For several years in the mid-1800s — before the prison was established, St Helena Island achieved some notoriety by hosting the commercial slaughter of a harmless and guileless sea animal called the dugong.
In the years that followed European settlement of Moreton Bay, the early pioneers had discovered, as had aboriginal people before them, that this particular animal was a gastronomic delight. More than this, many became convinced that the oil of the dugong held valuable curative properties, especially for treating stomach disorders and tuberculosis.
By 1858, Dr William Hobbs was using a 20-tonne cutter-boat with two whaleboats for harvesting dugong. The flotilla could remain at sea for many weeks and gather sufficient carcasses to produce the equivalent of 70 barrels of oil per expedition, extracted in a small factory on St Helena Island.

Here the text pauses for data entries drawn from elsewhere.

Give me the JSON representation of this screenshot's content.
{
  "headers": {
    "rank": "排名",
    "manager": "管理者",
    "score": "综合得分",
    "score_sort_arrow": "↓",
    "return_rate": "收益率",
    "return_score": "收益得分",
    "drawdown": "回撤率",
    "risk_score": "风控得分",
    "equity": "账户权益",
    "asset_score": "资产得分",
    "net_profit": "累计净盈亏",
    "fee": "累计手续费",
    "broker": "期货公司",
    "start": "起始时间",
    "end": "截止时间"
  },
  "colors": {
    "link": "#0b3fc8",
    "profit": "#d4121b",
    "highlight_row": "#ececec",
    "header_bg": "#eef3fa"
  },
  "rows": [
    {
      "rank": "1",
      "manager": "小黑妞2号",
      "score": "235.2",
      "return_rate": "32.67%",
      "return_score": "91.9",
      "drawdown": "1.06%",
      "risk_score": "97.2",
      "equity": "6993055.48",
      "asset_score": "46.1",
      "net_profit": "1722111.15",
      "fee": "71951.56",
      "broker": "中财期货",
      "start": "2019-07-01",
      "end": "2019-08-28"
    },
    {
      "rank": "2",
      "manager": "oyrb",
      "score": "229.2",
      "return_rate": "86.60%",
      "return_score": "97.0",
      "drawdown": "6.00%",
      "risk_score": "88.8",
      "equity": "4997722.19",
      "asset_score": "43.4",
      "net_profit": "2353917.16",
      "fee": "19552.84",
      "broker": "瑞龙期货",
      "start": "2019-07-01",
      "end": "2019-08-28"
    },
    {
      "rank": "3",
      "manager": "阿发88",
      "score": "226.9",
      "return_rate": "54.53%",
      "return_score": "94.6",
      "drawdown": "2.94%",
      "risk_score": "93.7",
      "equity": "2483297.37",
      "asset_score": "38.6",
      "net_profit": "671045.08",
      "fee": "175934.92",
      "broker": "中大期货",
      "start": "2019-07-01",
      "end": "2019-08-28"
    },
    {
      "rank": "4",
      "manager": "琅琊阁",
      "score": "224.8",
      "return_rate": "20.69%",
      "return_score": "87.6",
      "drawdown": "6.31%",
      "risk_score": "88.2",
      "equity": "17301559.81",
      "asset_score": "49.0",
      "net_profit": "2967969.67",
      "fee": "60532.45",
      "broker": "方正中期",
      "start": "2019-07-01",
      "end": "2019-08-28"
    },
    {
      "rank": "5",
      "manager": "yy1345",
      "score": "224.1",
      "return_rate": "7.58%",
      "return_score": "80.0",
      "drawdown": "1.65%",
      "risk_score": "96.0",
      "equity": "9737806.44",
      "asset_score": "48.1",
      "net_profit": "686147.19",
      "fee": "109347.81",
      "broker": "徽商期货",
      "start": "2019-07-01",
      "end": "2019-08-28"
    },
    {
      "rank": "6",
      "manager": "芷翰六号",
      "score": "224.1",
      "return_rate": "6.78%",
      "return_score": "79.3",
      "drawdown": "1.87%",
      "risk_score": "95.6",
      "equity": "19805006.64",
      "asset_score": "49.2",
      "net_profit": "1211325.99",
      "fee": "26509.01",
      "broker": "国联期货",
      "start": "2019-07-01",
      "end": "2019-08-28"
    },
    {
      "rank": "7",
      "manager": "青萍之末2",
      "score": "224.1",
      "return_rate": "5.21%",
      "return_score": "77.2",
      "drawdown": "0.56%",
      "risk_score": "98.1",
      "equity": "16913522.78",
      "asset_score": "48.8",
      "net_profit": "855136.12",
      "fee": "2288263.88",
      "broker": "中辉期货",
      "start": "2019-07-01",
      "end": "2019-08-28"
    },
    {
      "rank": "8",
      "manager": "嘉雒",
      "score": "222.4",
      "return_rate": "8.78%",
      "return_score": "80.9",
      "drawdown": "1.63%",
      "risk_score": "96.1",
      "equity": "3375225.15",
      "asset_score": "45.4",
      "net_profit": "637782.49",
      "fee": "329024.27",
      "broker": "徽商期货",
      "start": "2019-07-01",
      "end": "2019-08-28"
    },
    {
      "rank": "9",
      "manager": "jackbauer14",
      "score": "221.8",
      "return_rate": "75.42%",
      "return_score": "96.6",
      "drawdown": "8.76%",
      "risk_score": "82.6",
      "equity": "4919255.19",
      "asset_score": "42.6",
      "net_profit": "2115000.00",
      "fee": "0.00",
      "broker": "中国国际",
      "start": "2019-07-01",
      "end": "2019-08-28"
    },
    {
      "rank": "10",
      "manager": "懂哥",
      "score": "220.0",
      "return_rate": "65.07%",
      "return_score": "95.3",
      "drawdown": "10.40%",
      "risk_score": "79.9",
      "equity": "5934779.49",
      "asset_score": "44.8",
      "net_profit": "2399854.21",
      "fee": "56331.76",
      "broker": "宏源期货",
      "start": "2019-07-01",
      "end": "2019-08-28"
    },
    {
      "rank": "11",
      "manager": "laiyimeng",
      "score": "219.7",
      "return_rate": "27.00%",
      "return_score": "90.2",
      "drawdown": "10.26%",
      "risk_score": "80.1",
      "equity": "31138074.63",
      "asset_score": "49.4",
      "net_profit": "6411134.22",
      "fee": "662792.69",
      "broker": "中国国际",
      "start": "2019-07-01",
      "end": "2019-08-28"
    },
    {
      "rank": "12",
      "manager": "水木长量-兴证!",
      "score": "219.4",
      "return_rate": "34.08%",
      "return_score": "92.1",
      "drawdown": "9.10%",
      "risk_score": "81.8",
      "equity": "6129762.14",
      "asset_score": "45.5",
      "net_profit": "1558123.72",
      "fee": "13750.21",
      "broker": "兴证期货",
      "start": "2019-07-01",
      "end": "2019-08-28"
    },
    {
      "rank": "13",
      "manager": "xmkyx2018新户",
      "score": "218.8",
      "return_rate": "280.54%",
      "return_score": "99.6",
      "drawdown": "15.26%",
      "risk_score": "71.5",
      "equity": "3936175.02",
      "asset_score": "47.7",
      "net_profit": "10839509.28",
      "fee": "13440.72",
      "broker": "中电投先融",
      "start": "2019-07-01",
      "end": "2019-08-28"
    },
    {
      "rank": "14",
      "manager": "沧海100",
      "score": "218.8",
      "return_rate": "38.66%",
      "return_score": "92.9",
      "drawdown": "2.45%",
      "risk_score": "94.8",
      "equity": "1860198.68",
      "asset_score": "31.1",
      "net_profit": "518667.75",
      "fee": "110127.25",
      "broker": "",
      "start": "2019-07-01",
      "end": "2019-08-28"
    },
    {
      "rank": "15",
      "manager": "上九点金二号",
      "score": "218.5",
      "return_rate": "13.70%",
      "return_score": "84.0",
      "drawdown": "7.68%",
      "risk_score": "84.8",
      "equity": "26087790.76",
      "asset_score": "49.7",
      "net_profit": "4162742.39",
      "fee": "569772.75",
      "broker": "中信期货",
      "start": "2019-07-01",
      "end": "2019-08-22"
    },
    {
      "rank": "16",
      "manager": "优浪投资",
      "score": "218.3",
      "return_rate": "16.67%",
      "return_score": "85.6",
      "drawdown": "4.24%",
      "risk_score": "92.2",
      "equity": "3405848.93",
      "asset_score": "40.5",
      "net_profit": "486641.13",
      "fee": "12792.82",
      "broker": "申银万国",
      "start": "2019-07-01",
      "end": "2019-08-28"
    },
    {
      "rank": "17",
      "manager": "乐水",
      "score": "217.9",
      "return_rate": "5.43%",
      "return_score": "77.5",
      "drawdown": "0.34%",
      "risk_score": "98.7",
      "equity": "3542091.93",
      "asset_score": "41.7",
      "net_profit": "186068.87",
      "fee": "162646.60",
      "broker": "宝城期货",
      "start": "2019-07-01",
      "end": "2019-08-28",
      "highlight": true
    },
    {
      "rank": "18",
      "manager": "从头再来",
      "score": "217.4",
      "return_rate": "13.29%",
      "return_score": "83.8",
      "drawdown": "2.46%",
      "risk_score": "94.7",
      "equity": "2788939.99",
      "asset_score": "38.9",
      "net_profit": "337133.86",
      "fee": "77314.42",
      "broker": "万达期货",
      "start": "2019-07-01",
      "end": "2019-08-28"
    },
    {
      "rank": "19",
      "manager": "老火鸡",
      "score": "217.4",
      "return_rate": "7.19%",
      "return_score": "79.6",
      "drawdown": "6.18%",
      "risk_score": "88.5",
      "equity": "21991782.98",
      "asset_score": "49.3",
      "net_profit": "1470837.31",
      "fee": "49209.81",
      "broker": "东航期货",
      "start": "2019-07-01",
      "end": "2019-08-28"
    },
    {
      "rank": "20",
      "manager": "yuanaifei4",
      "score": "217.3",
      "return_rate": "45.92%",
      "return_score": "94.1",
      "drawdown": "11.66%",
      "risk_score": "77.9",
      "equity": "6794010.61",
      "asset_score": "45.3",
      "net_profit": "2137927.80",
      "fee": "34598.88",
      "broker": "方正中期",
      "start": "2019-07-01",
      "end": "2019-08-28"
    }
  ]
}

In the late 1850s, the St Helena undertaking was at its peak and for a number of years the business was carried on with great success. Orders for large quantities of dugong oil poured into Brisbane from England—one leading firm of English chemists placed an order for 1000 gallons at three guineas a gallon. English newspapers of the day left the reader in no doubt that a most remarkable remedial agent for the dreaded wasting disease, consumption, had been discovered in faraway Moreton Bay.
And the dugong oil from the St Helena factory won prestigious awards at the London and Paris Expositions.
In time the once-pure liquid from St Helena began to lose the quality for which it had become famous; the workers, with a view to quick profits, thought nothing of throwing in a shark’s liver or two to swell the quantity of their product. By the end of the 1850s, trade and consumption had ceased entirely in Europe and a promising industry was destroyed.